Wir konnten es kaum erwarten, in die Kirche zu kommen! Am Sonntag war es nasskalt, und es regnete wie aus Kübeln. Wir besaßen keinen Regenschirm, und die Kirche war über eine Meile von zu Hause entfernt. Wir saßen dann nass, aber stolz in der Kirche. Ich hörte, wie einige sich darüber unterhielten, dass wir alte Kleider trugen. Als alle ihr Opfergeld in den Korb warfen, saßen wir in der zweiten Reihe. Mutter legte die 10-Pfund-Note in den Korb und wir Kinder legten jedes eine der 20-Pfund-Noten hinein. Auf dem Nachhauseweg sangen wir – den ganzen Weg. Zum Mittagessen hatte Mutter eine Überraschung. Sie hatte ein paar Würstchen gekauft und wir aßen zum ersten Mal in diesem Jahr Würstchen zu unseren Bratkartoffeln. Am späten Nachmittag fuhr der Pastor in seinem Auto vor. Mutti ging zur Tür, sprach eine Weile mit ihm und kam zurück mit einem Umschlag in ihrer Hand. Sie sagte kein Wort. Sie öffnete den Umschlag und es fiel ein Bündel Geldscheine heraus. Es waren drei brandneue 20-Pfund-Noten, eine 10-Pfund-Note und siebzehn 1-Pfund-Noten. Mutter steckte das Geld wieder in den Umschlag.

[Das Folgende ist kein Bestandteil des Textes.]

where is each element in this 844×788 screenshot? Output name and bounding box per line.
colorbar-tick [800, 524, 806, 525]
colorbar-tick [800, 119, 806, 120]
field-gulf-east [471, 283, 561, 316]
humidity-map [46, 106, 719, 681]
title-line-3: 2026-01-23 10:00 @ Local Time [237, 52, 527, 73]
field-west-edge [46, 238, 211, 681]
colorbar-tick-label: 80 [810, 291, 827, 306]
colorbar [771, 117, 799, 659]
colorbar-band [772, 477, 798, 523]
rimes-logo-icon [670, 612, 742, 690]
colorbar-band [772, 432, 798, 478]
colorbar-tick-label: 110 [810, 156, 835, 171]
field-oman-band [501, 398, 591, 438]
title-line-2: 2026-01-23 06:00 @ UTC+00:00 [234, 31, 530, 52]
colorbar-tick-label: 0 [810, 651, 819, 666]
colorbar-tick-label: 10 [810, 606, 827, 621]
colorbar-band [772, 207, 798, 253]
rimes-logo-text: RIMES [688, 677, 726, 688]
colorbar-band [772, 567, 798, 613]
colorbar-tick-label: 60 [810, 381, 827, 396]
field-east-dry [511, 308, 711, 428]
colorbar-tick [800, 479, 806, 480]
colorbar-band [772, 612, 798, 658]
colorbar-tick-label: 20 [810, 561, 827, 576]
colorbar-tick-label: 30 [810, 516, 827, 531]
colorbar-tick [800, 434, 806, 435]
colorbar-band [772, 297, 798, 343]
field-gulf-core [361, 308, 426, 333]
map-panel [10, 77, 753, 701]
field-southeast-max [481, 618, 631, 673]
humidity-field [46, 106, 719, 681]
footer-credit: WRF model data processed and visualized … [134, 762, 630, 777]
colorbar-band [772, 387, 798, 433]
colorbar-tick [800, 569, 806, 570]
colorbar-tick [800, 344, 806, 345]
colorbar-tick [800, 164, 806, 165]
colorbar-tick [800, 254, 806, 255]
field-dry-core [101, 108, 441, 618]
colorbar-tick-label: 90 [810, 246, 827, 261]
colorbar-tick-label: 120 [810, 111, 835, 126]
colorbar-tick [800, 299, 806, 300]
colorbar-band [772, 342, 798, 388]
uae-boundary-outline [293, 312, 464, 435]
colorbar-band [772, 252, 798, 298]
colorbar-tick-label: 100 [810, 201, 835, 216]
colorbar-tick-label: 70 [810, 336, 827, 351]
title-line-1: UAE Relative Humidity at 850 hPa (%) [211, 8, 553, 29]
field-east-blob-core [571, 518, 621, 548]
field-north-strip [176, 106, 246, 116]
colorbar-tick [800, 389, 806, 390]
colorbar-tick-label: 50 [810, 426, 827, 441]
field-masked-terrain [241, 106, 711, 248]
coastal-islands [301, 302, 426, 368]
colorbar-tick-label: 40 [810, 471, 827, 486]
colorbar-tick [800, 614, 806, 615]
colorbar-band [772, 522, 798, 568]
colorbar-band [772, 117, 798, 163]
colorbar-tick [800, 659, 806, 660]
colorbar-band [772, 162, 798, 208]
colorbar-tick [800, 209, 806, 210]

Wir schwiegen, saßen nur da und starrten auf den Boden. Es war ein eigenartiges Gefühl. Wir Kinder führten so ein glückliches Leben, dass wir all jene bedauerten, die nicht solche Eltern hatten wie wir und ein Haus voller Brüder und Schwestern und anderer Kinder, die ständig zu Besuch kamen. Wir fanden es lustig, das Besteck untereinander aufzuteilen und zu sehen, ob wir abends nun die Gabel oder den Löffel bekamen. Ich wusste, dass wir vieles nicht besaßen, was andere hatten, aber ich bin nie auf den Gedanken gekommen, dass wir arm wären. An diesem Adventssonntag fand ich heraus, dass wir arm waren. Der Pastor hatte uns das Geld gebracht, das für die arme Familie gesammelt worden war. Also mussten wir arm sein. Ich schaute auf meine Kleider und meine abgetragenen Schuhe und schämte mich ganz fürchterlich. Ich wollte sogar nicht mehr in die Kirche gehen. Wahrscheinlich wussten dort bereits alle, dass wir arm waren! Wir saßen lange schweigend da. Dann wurde es dunkel, und wir gingen zu Bett. Die ganze Woche über gingen wir Mädchen zur Schule, kamen nach Hause und niemand redete viel.

Am Heiligabend schließlich fragte uns Mutter, was wir mit dem Geld anfangen wollten. Wir wollten heute Abend nicht in die Kirche gehen, aber Mutter sagte, wir müssten hingehen. Obwohl es ein schöner Dezembertag war, es war gerade Schnee gefallen, sprachen wir auf dem Weg kein Wort. Mutter begann zu singen, aber keiner von uns sang mit, so hörte auch sie nach einer Strophe wieder auf. Es predigte ein Missionar. Er erzählte, dass Kirchen in Afrika aus luftgetrockneten Backsteinen gebaut werden. Sie brauchten jedoch Geld für die Dächer, es würde 100 Pfund kosten. Der Pastor sagte: „Können wir nicht alle ein Opfer bringen, um diesen armen Menschen zu helfen?“ Wir sahen uns an und lächelten das erste Mal in dieser Woche. Mutter griff in ihre Tasche und zog den Umschlag heraus. Sie gab ihn Darlene. Darlene gab ihn mir, und ich gab ihn Ocy, die ihn in den Opferstock warf. Nachdem das Geld gezählt war, verkündete der Pastor, dass knapp über 100 Pfund gespendet worden waren. – Der Missionar hatte eine so große Spende von dieser kleinen Gemeinde nicht erwartet. Er sagte: „Ihr müsst reiche Leute in eurer Gemeinde haben.“

Plötzlich begriffen wir! Wir hatten 87 Pfund zu den „knapp über 100 Pfund“ gegeben. Wir waren die reiche Familie in der Gemeinde! Hatte der Missionar das nicht gesagt? Von diesem Tag an bin ich nie wieder arm gewesen.